Aber wir müssen breiter schauen, müssen eben auch wieder aktiv Wirtschaftsförderung betreiben: für unsere Unternehmen da sein, gute Rahmenbedingungen für sie schaffen. Vor allem aber müssen wir unseren Bürgerinnen und Bürgern nachvollziehbar erklären, wo das Geld der Gemeinden herkommt und wofür es eingesetzt wird.
Die Finanzausstattung der Gemeinden also auch als Hebel gegen die allgemeine Politikverdrossenheit?
Eine gute finanzielle Ausstattung der Gemeinden wäre im Hinblick auf die politische Stimmung im Land unglaublich wichtig. Dass da Rekordsteuereinnahmen sind und trotzdem vor Ort Geld fehlt, ist für die Bürger nicht erklärbar. Sie fragen sich, was eigentlich mit ihrem Steuergeld passiert.
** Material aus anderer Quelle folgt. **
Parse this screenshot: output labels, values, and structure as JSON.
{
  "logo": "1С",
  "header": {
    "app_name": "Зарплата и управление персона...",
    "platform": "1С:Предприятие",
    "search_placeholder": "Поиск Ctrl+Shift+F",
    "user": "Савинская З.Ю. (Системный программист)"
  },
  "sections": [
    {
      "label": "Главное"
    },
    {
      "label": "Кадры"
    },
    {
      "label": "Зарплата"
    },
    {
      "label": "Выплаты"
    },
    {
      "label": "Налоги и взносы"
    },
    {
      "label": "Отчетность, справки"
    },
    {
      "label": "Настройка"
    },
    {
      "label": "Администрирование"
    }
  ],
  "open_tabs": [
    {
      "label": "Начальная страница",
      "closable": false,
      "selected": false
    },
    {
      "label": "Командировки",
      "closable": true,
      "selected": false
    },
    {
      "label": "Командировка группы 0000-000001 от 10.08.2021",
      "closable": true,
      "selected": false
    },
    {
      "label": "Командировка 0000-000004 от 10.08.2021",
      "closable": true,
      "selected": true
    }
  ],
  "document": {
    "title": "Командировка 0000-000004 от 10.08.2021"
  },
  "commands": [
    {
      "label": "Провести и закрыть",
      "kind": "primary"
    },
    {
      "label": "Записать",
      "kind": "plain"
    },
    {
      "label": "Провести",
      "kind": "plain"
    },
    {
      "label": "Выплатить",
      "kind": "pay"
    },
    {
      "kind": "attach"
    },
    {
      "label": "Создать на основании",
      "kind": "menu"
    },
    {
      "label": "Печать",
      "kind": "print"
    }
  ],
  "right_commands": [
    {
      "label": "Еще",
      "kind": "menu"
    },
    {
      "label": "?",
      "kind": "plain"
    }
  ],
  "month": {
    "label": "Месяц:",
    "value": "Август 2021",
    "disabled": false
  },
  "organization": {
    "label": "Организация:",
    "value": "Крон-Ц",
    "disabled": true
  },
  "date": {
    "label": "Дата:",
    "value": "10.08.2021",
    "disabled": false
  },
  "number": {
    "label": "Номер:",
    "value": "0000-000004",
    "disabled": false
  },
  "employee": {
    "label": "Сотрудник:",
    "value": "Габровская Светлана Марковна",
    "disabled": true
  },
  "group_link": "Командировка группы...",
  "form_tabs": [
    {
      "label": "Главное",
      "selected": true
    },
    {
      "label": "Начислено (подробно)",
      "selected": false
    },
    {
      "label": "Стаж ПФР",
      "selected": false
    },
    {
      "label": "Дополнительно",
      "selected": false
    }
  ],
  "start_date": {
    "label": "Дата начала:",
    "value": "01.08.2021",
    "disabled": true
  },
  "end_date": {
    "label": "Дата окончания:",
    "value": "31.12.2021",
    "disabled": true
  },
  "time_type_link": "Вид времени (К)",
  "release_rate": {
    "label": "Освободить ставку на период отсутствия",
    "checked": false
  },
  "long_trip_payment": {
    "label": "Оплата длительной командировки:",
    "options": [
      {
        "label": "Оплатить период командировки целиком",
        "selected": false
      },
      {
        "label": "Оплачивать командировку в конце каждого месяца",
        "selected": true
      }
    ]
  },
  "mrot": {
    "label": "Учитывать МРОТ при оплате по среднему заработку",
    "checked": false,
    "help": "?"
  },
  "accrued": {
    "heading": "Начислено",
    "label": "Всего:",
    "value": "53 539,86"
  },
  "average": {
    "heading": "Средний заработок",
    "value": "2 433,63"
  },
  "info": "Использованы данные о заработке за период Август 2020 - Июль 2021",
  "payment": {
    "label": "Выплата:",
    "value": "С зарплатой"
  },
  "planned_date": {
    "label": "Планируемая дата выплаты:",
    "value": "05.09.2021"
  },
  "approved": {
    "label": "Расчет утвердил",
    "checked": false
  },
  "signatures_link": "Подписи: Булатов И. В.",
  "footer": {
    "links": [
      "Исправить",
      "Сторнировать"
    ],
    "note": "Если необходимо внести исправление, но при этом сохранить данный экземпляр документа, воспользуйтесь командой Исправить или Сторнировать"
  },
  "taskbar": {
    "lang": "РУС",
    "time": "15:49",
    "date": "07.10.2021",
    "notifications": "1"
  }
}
Dass dann die extremen politischen Gruppen noch die Subventionen der Radwege in Peru zum Thema machen und in den sozialen Netzwerken Dinge einseitig und überzogen dargestellt werden, überfordert unsere Gesellschaft.
Deshalb gilt: Wir brauchen nicht nur mehr Steuertransparenz. Wir brauchen vor allem eine gute und solide kommunale Infrastruktur. Damit könnte man vielen Unsicherheiten und Befürchtungen vorbeugen. Eine gut ausgestattete Schule, die am Elternabend Eindruck hinterlässt, eine Fahrbahn, die nach vielen Jahren mal kein Schlagloch mehr hat: Es sind die kleinen Dinge, die oftmals die größte Wirkung haben.